SMART ePANTS May Be the Perfect Fit
Though there have been past attempts to create and utilize such technologies, the SMART ePANTS project’s program manager does not believe that an integrated solution to body-worn electronics currently exists. It is, however, extremely close to becoming a reality.
Dawson Cagle joined the Intelligence Advanced Research Projects Activity (IARPA) in 2017 after a lifelong experience of watching his Type-1 diabetic father monitor his own health five times a day. “I remember when cellphones first came out and the power of a portable computer became available in the palm of my hand. It occurred to me that that could help my dad in many different ways.” Following his own research, Cagle learned that individual components of a portable computer have all been developed as separate pieces. “The goal is to take all of those components and to convert them, to integrate them to a single device that you can wear.”
The intelligence community (IC), in particular, has shown growing interest in body-worn electronics, Cagle said. The SMART ePANTS program page explains that by “weaving devices directly into garments, the intelligence community staff will be able to record information from their environment hands-free, without the need to wear uncomfortable, bulky and rigid devices.” The innovation would improve the range of motion and response times in challenging circumstances while protecting U.S. safety.
Active smart textile research is at the root of in-demand modernization, as it involves fabrics designed to adapt and change functionality with changing environments and user input, the program summary explains. “Unlike passive smart textiles, which rely on their structure to function, ASTs employ energy to power built-in sensors and/or actuators that sense, store, interpret and/or react to information from their environment.”
The likes of Hollywood have made this desirable technology sound overly familiar; however, Cagle does not believe that anything of the kind currently exists worldwide. “There have been a few attempts … but because of the way the state of engineering is right now, everything ends up being isolated into some kind of a rigid puck,” he explained. Everyday devices, such as iPhones and Fitbits, though at a constant progression toward ease of usage, remain rigid and, in most cases, washer unsafe.
Cagle, who spent 10 years at the Department of Energy, is a battery expert and pointed out the biggest challenge for this project: batteries. “Anyone who is alive in the modern world understands battery life … we have been asking for more and more out of our phones,” Cagle stated. With an ask to put that same battery power into a much smaller package, the challenge grows. Big changes in temperature and stretching cause bending and heating of batteries, which is what makes them die. “So now I’m asking for a battery that can operate complex electronics and then be stretched and put in a washer.”
“Imagine a stretchable computer,” Cagle says. “People are much harder on their T-shirts than they are on their phones, right?” The risk of breakage and damage is high, which has been a significant challenge in all previous and current academic efforts.

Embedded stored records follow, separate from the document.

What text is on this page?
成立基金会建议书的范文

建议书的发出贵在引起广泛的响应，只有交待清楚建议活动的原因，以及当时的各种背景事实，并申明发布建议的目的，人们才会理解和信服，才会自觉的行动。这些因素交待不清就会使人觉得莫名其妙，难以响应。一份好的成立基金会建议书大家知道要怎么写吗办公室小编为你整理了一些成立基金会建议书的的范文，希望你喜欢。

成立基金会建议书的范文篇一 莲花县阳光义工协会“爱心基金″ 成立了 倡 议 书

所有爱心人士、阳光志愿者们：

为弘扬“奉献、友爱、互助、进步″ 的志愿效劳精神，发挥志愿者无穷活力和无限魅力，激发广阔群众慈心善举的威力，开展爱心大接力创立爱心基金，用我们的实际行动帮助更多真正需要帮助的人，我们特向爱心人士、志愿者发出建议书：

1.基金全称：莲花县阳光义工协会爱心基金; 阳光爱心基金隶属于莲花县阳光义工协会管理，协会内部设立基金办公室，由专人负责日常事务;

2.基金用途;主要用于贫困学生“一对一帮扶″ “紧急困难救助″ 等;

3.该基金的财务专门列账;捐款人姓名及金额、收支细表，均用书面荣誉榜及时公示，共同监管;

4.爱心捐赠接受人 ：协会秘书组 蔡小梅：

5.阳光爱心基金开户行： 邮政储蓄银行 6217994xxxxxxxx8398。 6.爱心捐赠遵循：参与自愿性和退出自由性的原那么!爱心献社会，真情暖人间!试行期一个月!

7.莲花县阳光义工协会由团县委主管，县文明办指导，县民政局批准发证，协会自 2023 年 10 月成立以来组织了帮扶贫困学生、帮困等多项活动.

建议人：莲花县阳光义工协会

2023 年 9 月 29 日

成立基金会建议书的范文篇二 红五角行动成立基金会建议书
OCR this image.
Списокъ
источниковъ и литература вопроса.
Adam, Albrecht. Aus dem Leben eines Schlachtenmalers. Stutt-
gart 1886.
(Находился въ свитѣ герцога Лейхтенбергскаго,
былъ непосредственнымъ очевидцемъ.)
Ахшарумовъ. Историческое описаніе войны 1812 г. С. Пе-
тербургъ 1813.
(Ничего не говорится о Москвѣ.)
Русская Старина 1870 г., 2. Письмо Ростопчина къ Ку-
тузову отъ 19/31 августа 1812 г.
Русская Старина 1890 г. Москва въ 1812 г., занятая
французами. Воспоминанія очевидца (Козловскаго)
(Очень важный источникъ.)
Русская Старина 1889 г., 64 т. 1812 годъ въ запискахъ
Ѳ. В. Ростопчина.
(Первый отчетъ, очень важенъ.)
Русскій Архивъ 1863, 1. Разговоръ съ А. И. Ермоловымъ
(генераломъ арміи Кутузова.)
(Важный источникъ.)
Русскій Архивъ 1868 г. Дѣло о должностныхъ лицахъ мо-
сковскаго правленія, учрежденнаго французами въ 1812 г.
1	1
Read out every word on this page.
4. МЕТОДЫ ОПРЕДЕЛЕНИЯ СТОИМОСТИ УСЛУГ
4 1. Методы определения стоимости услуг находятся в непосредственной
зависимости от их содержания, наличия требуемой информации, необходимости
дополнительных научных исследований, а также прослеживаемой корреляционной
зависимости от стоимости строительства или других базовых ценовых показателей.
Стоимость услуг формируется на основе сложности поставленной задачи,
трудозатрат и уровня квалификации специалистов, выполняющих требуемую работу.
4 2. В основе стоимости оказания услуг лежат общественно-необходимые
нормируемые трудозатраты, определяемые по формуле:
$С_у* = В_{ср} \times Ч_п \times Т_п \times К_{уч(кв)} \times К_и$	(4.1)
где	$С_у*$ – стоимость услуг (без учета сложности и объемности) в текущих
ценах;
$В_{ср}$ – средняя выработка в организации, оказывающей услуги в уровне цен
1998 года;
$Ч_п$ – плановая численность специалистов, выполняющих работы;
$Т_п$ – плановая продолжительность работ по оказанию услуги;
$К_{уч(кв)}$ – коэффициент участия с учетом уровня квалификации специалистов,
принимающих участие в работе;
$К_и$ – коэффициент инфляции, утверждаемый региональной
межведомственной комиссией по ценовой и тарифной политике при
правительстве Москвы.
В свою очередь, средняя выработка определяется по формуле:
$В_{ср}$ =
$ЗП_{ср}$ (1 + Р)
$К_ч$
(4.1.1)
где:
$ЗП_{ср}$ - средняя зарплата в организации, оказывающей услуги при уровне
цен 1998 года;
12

The goal is to create something just as comfortable as a regular clothing item—no rigid additions or batteries “hanging off your body.”
Proposers’ Day, which gave individual performers and applicants the opportunity to showcase their technologies, meet each other and form teams, was very successful, Cagle said. “People got a much clearer idea of the real goals of the program.” The hope is that companies and academic communities will collaborate to come up with the best possible solution to meet all needs. “In my experience, most of the successful proposers that come to our agency are a combination of companies and academics. I see that often.”
“Everyone assumed that we would be wearing our computers by now,” Cagle said, referring to academic publications for sports performance, as well as medical and military communities. The difficulty, however, has been integration. “The integration is just the next step in the final stage of the Internet of Things. We can finally start to have our computers, not handheld but be on our body. And I’m sure that will change how we use computers and the internet.”
Upon completion of lightning talks (which offer individuals a chance to briefly explain their research and invention) and reviewing all proposals, Cagle says the next step is compiling a list of recommendations for all applicants and discussing them with IARPA Director Catherine Marsh. Together, they finalize the list of selections until Marsh signs off on the authorized list. As soon as all have been contacted, the awardees are announced.
Though IARPA primarily works to help the IC face some of its most difficult challenges, the commercializing of a product proves a further success for the agency, Cagle said. “We don’t have the power to have sustained funding of an entire multibillion-dollar industry,” he explained while mentioning that the true goal is to help people think about the possible. “If we do that and it gets picked up by the commercial sector, we’ve done something right.” For example, the medical and sports industry would be exceptional candidates to use a technology like SMART ePANTS. Monitoring health and collecting data to improve performance is a highly sought-after need.
In its promising future, SMART ePANTS stands to revolutionize the Internet of Things and create opportunities and hope for those looking to help individuals and larger communities. “The ingenuity of the academic community in the United States and around the world is amazing,” Cagle optimistically stated.